For Pete's sake, he used WIRES. He couldn't even afford an x-acto
knife.


>
>There are further experiments here:-
>http://www.emcesd.com/tt2003/tt010103.htm
>http://www.emcesd.com/tt2003/tt020103.htm
>

Not too surprising, 20 cm away from what appears to be a kilovolt
spark gap. It's difficult to make any sort of quantitative
extrapolation from this to real circuits.

John

"John Larkin" <[email protected]> wrote in message
news:[email protected]...
> On Wed, 2 Jan 2008 18:41:13 -0000, "Symon" <[email protected]>
>>
>> http://www.emcesd.com/tt2002/tt120102.htm
>>
>
>
> For Pete's sake, he used WIRES. He couldn't even afford an x-acto
> knife.
>
Hi John,
Thanks for your response. I guess you don't think his experiment is
equivalent to your suggestion? Perhaps you would describe exactly what
experiment you envisage?

N.B. I understand we're getting away from the OP's system with two planes
here. That said...

In Mr. Smith's experiment, the wire crosses a slit in the power plane. I
guess he cut the slit with a knife, which I bet he can afford, considering
they are cheaper than a Agilent 54845a 'scope! This is a way to get the
signal close to a copper-clad plane to simulate the effect of a trace on an
adjacent PCB layer to a plane.
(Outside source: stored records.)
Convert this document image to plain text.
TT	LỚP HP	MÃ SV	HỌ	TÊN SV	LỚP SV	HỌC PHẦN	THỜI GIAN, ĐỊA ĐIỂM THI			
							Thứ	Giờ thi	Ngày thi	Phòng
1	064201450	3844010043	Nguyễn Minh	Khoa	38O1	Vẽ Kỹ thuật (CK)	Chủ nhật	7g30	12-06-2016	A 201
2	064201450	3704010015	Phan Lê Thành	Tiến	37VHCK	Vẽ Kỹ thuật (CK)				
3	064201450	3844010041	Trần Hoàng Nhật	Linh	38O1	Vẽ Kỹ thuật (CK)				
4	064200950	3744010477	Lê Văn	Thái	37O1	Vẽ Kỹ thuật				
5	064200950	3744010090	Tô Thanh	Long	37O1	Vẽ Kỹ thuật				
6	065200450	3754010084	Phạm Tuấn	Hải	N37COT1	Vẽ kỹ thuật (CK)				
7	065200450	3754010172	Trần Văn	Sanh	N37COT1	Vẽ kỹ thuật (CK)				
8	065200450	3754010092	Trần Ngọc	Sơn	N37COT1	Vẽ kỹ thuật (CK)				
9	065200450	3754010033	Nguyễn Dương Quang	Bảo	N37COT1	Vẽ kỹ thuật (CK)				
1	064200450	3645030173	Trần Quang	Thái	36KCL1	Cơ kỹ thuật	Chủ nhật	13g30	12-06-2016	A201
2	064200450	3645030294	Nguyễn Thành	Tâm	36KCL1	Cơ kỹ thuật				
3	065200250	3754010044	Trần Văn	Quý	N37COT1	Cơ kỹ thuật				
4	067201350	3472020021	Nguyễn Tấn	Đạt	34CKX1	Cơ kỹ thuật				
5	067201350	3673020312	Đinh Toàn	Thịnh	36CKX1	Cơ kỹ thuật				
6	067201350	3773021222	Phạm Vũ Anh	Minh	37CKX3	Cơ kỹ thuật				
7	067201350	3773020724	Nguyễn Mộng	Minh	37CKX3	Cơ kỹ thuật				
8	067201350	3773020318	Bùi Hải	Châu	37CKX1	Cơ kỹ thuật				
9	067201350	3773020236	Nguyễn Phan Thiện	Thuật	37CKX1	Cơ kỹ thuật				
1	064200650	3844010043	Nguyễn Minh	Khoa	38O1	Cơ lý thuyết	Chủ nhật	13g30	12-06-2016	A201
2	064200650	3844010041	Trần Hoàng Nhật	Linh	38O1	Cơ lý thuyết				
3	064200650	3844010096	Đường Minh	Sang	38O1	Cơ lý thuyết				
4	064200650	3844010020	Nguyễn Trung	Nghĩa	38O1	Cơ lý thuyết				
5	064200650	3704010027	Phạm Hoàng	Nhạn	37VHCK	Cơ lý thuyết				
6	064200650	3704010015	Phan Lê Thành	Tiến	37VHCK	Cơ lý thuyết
If the trace is on the opposite face of the
copper clad to the plane, the loop area between signal and plane is
considerably larger even without the slit, so the slit won't be as big a
problem, for a given characteristic impedance of the signal.

>>
>>There are further experiments here:-
>> http://www.emcesd.com/tt2003/tt010103.htm

John, I think you might have missed this link, but this experiment shows
where the current flows. It shows the return current in black and white. (Or
maybe yellow!) I'd be especially interested in your comments about this
experiment. It shows the signal does not capacitively couple across the slit
to any great degree.

>>
>> http://www.emcesd.com/tt2003/tt020103.htm
>>
>
> Not too surprising, 20 cm away from what appears to be a kilovolt
> spark gap. It's difficult to make any sort of quantitative
> extrapolation from this to real circuits.
>
> John
>
This demonstrates susceptibility to electrostatic discharge (ESD). As I'm
sure you know, these discharges can easily exceed 1kV. It's important to
understand that signals that cross breaks in ground planes are particularly
susceptible to ESD.

Thanks, Symon.

"Symon" <[email protected]> wrote in message
news:[email protected]...
>>>
>>>There are further experiments here:-
>>> http://www.emcesd.com/tt2003/tt010103.htm
>
> John, I think you might have missed this link, but this experiment shows
> where the current flows. It shows the return current in black and white.
> (Or maybe yellow!) I'd be especially interested in your comments about
> this experiment. It shows the signal does not capacitively couple across
> the slit to any great degree.
>
Hmm, thinking harder about it, it doesn't necessarily show the lack of
current across the gap. But it does show that not all of it couples across.
Further experimentation and/or calculation would be necessary to show where
the majority of current goes, but the fact that at least some of it follows
the path around the slit shows the problem with increased inductance and
EMI.
Cheers, Syms.

On Thu, 3 Jan 2008 12:41:25 -0000, "Symon" <[email protected]>
wrote:

>"Symon" <[email protected]> wrote in message
>news:[email protected]...
>>>>
>>>>There are further experiments here:-
>>>> http://www.emcesd.com/tt2003/tt010103.htm
>>
>> John, I think you might have missed this link, but this experiment shows
>> where the current flows. It shows the return current in black and white.
>> (Or maybe yellow!) I'd be especially interested in your comments about
>> this experiment. It shows the signal does not capacitively couple across
>> the slit to any great degree.
>>
>Hmm, thinking harder about it, it doesn't necessarily show the lack of
>current across the gap. But it does show that not all of it couples across.
>Further experimentation and/or calculation would be necessary to show where
>the majority of current goes, but the fact that at least some of it follows
>the path around the slit shows the problem with increased inductance and
>EMI.
>Cheers, Syms.
>

I don't really understand his setup. He claims it simulates a 4-layer
board with slits in both the ground and power planes (and who would do
THAT?), but doesn't show the copper, if any, on the back side of his
test board. And I still think that wire is a poor model for microstrip
and an insane model for stripline.

I'd certainly not advocate slitting both the power and ground planes,
especially not in the same place; that makes a slotline! My point was
that a narrow slit in a power plane is effectively shorted by an
adjacent ground plane, by plane-plane capacitance and by explicit
bypass caps, and a stripline signal cruising between those planes is
barely affected by the slit.

He seems to be demonstrating that current flows in loops where it's
forced to flow in loops, which isn't very profound.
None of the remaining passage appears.